Google today confirmed reports that it’s selling its Motorola Mobility smartphone business to Lenovo for $2.91 billion.
Interestingly, Google will keep the “vast majority of the Motorola Mobility patent portfolio, including current patent applications and invention disclosures,” the company said in a joint news release with Lenovo. “As part of its ongoing relationship with Google, Lenovo will receive a license to this rich portfolio of patents and other intellectual property. Additionally Lenovo will receive over 2,000 patent assets, as well as the Motorola Mobility brand and trademark portfolio.”
Microsoft and Motorola/Google have been fighting patent battles in various courts around the world for the past several years.
Microsoft contends that Google’s Android operating system infringes on some of Microsoft’s patents. Many companies that manufacture Android devices have agreed to a licensing deal with Microsoft in which they pay Microsoft royalties for each Android device they manufacture. Google’s Motorola has been a notable holdout from that list of companies that have reached such agreements with Microsoft.
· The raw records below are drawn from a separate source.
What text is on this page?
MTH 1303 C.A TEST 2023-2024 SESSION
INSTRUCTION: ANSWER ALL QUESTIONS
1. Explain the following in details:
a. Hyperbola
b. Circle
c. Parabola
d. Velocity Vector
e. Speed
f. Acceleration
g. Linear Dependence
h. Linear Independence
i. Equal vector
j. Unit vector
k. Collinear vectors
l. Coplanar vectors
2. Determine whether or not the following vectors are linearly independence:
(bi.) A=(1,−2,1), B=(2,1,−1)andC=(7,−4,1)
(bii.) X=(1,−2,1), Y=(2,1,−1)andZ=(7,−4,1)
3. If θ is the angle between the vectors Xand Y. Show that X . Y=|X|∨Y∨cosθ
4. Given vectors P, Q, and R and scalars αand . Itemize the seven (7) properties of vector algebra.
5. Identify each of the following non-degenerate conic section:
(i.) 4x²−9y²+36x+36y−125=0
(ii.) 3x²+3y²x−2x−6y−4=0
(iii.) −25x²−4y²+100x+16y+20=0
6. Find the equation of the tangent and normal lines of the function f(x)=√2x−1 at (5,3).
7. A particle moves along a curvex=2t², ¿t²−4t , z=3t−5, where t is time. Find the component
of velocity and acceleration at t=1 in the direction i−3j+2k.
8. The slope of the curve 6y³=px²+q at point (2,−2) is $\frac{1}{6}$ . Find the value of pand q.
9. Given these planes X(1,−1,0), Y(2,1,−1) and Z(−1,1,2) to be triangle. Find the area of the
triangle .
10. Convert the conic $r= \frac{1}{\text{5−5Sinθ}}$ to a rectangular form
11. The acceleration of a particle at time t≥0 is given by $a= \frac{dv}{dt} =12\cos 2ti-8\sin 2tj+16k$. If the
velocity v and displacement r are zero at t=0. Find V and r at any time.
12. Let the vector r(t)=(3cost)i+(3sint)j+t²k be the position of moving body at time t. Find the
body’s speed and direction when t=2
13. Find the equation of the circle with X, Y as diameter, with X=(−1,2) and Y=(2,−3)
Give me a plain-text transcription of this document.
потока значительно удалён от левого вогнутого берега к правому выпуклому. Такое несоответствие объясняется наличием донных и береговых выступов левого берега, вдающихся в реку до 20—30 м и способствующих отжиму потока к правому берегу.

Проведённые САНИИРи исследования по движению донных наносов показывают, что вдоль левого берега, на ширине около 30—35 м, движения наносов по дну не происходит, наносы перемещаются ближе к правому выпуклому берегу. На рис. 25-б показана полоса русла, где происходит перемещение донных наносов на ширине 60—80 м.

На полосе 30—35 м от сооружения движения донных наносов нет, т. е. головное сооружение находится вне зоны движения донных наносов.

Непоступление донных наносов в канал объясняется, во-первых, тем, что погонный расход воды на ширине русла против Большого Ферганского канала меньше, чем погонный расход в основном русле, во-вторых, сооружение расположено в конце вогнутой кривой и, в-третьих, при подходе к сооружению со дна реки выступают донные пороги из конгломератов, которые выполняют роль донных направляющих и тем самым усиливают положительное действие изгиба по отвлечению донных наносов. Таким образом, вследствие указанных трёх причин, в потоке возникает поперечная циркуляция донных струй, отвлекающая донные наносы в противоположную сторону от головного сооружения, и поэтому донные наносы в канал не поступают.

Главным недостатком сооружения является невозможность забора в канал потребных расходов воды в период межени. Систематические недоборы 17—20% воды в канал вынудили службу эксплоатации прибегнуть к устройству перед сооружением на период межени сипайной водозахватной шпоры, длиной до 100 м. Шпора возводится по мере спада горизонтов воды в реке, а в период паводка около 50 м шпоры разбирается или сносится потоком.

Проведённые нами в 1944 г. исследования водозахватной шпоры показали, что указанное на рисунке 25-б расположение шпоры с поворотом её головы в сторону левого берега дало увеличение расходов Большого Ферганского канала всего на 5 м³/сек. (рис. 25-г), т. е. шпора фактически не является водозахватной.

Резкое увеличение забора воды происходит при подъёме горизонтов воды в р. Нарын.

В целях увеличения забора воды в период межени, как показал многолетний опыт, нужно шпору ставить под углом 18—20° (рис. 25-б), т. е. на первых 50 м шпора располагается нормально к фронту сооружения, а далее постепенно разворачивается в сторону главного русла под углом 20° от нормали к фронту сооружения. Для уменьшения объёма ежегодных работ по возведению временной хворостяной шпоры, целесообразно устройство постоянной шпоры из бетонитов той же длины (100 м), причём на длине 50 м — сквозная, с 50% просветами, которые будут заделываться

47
Lenovo is also not among the companies that Microsoft has announced it had reached Android patent licensing deals with.
Microsoft sent a statement on the issue, saying: “The only reason our litigation with Motorola hasn’t been resolved is Google’s unwillingness to act reasonably and join the majority of device manufacturers in entering into a licensing agreement. We continue to prefer licensing to litigation as a means to resolve patent disputes and are hopeful we can have a constructive dialogue with Motorola’s new owner that will end the ongoing litigation.”